# Buying Advice: Leather Coats



## Fink-Nottle (Feb 25, 2001)

It's my birthday this week and my parents are spoiling me with a leather coat that I get to choose. I found some nice stuff on the Scott Bros site (*135*, *140*) but as I know nothing apart from what looks good I thought I'd appeal to the wisdom of ehMacers. Anything I should look for or avoid? Good shops in Toronto?

Thanks


----------



## robert (Sep 26, 2002)

Personally, take a trip to Acton and go into the Olde Hide House.
Huge selection and full of knowledgable staff.
They have been selling leather goods for many moon.


----------



## imactheknife (Aug 7, 2003)

We were shopping at west edmonton mall last christmas and I decided to buy a new leather jacket. I looked around and I knew after 2 stores I knew I wasn't into cowhide. I found some decent jackets but I didn't like the feel. I had a Danier leather jacket that has lasted the test of time so I looked through thier store in the mall. I found an awesome black blazer thats Lamb skin. Once again I am happy to buy from Danier just looking and feeling the quality of thier stuff. My girlfriend bought a jacket from the boutique of leather in Red Deer and it's a really nice lamb skin as well they also seemed to have a good selection. Other than that I don't know what your looking for and what styles other than the pictures you posted. I did like the first one. Good luck with the search though! Mark


----------



## scootsandludes (Nov 28, 2003)

I would have to say the drive to Acton could be interesting. It's a bit overwhelming when you go to that place, cause it's huge. It's only about an hour outside of Toronto, so it's not that far.

If you don't want to travel, then the second suggestion of Danier is a great place, I got a suede blazer there a couple of years, and the quality is top notch, no loose threads or anything, and I wear it all the time. Their prices are great too, if you never checked it out, you should take a look. The first time I went in and saw the prices, I never knew leather was actually pretty affordable. They also have a ton of outlet stores through out the city, so take a look there too, awsome deals at the outlets.


----------



## SINC (Feb 16, 2001)

You can't go wrong with Danier. Long lasting good wear factor and supple and warm. I am on my third in 24 years.


----------



## MaxPower (Jan 30, 2003)

Danier or Roots.

My wife used to work for Roots and bought me an Elk skin leather jacket. That was about seven years ago and it still looks as good as the day she bought it.

They used to even repair your leather goods for free the last time we checked.


----------



## AppleAuthority (May 21, 2005)

Definitely Danier, particularly the Yorkdale store.

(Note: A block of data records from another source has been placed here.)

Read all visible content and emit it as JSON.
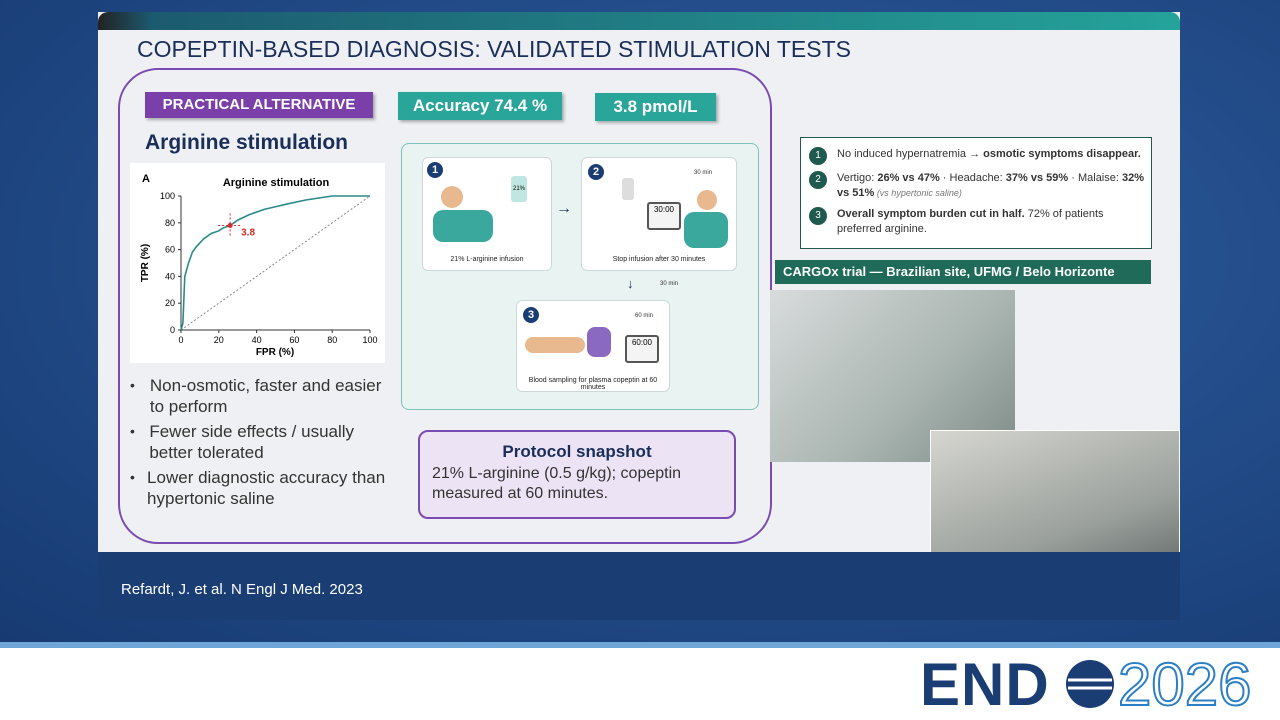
{
  "slide": {
    "title": "COPEPTIN-BASED DIAGNOSIS: VALIDATED STIMULATION TESTS",
    "badges": [
      "PRACTICAL ALTERNATIVE",
      "Accuracy 74.4 %",
      "3.8 pmol/L"
    ],
    "heading": "Arginine stimulation",
    "roc_chart": {
      "type": "line",
      "panel": "A",
      "title": "Arginine stimulation",
      "xlabel": "FPR (%)",
      "ylabel": "TPR (%)",
      "x": [
        0,
        1,
        2,
        4,
        6,
        8,
        12,
        16,
        20,
        22,
        26,
        30,
        36,
        44,
        50,
        56,
        66,
        80,
        100
      ],
      "y": [
        0,
        5,
        40,
        50,
        58,
        62,
        68,
        72,
        74,
        76,
        78,
        82,
        86,
        90,
        92,
        94,
        97,
        100,
        100
      ],
      "color": "#2a8a8a",
      "xlim": [
        0,
        100
      ],
      "ylim": [
        0,
        100
      ],
      "xticks": [
        0,
        20,
        40,
        60,
        80,
        100
      ],
      "yticks": [
        0,
        20,
        40,
        60,
        80,
        100
      ],
      "cutoff": {
        "x": 26,
        "y": 78,
        "label": "3.8",
        "color": "#d62b2b"
      }
    },
    "bullets": [
      "Non-osmotic, faster and easier to perform",
      "Fewer side effects / usually better tolerated",
      "Lower diagnostic accuracy than hypertonic saline"
    ],
    "protocol": {
      "steps": [
        {
          "number": "1",
          "caption": "21% L-arginine infusion",
          "bag": "21%"
        },
        {
          "number": "2",
          "caption": "Stop infusion after 30 minutes",
          "clock": "30 min",
          "display": "30:00"
        },
        {
          "number": "3",
          "caption": "Blood sampling for plasma copeptin at 60 minutes",
          "clock": "60 min",
          "display": "60:00"
        }
      ],
      "interval": "30 min"
    },
    "snapshot": {
      "title": "Protocol snapshot",
      "text": "21% L-arginine (0.5 g/kg); copeptin measured at 60 minutes."
    },
    "findings": [
      {
        "number": "1",
        "spans": [
          {
            "text": "No induced hypernatremia "
          },
          {
            "text": "→ osmotic symptoms disappear.",
            "style": "bold"
          }
        ]
      },
      {
        "number": "2",
        "spans": [
          {
            "text": "Vertigo: "
          },
          {
            "text": "26% vs 47%",
            "style": "bold"
          },
          {
            "text": " · Headache: "
          },
          {
            "text": "37% vs 59%",
            "style": "bold"
          },
          {
            "text": " · Malaise: "
          },
          {
            "text": "32% vs 51%",
            "style": "bold"
          },
          {
            "text": " (vs hypertonic saline)",
            "style": "italic"
          }
        ]
      },
      {
        "number": "3",
        "spans": [
          {
            "text": "Overall symptom burden cut in half.",
            "style": "bold"
          },
          {
            "text": " 72% of patients preferred arginine."
          }
        ]
      }
    ],
    "trial_banner": "CARGOx trial — Brazilian site, UFMG / Belo Horizonte",
    "citation": "Refardt, J. et al. N Engl J Med. 2023"
  },
  "logo": {
    "left": "END",
    "right": "2026"
  }
}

A *very* attractive female works there.


----------



## Sonal (Oct 2, 2003)

I *love* leather coats. I have four, and want a new one. 

As long as the stitching is good, most leather coats will last you a while, so I'd get a classic style you can wear for years. Lambskin, being more delicate, doesn't stand up to as much rough wear, but will still last for years. (And a faded leather jacket still looks good.)

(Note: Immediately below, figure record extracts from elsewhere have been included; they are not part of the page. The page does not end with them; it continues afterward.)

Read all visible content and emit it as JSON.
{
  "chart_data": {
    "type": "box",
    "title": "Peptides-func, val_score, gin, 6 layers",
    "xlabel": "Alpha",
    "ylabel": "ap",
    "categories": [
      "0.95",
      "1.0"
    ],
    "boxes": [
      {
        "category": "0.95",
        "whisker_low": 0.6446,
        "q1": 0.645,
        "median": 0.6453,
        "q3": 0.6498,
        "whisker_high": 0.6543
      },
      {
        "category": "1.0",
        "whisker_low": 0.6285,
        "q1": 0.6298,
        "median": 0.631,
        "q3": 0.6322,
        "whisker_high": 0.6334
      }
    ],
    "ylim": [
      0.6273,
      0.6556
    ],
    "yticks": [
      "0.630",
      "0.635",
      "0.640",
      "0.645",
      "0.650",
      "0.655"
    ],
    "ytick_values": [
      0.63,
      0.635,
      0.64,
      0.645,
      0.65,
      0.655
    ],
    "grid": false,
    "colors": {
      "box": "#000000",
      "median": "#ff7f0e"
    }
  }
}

Leather keeps out the wind, so it keeps you quite warm. You can get away with a slightly lighter coat for winter. 

Danier will repair your coat for free for the first year.


----------



## MLeh (Dec 23, 2005)

I have a lovely full length lined trench coat with a detachable (fox lined) hood that I bought at Boutique of Leathers in Calgary one July a few years ago. If you're looking for a winter coat, July is definitely the time to buy. 

But leather is sooo nice, because it stops the wind, so you can get away with a much lighter coat in leather than you would in cloth.

Good luck in your search - and remember that 'leather is for life', so I'd suggest you buy something classic that you can wear for years and years. My winter coat is only about 10 years old, but my shorter leather jacket is 20+ and still looks great. (I know ... I'm dating myself here by having a jacket older than some of the people here.)


----------



## kps (May 4, 2003)

If you decide on Danier, then go to their warehouse location on St. Clair west, between Jane and Scarlett Rd.

The Olde Hide House now has a location in downtown Toronto someplace, but from what I've heard...it's *not* worth the drive to Acton.


----------



## MaxPower (Jan 30, 2003)

kps said:


> If you decide on Danier, then go to their warehouse location on St. Clair west, between Jane and Scarlett Rd.
> 
> The Olde Hide House now has a location in downtown Toronto someplace, but from what I've heard...it's *not* worth the drive to Acton.


I'll second that. I have bought a couple of coats from The Olde Hide House. Not worth the drive or the money. Very cheap quality (although I never knew it until I got my Roots coat).


----------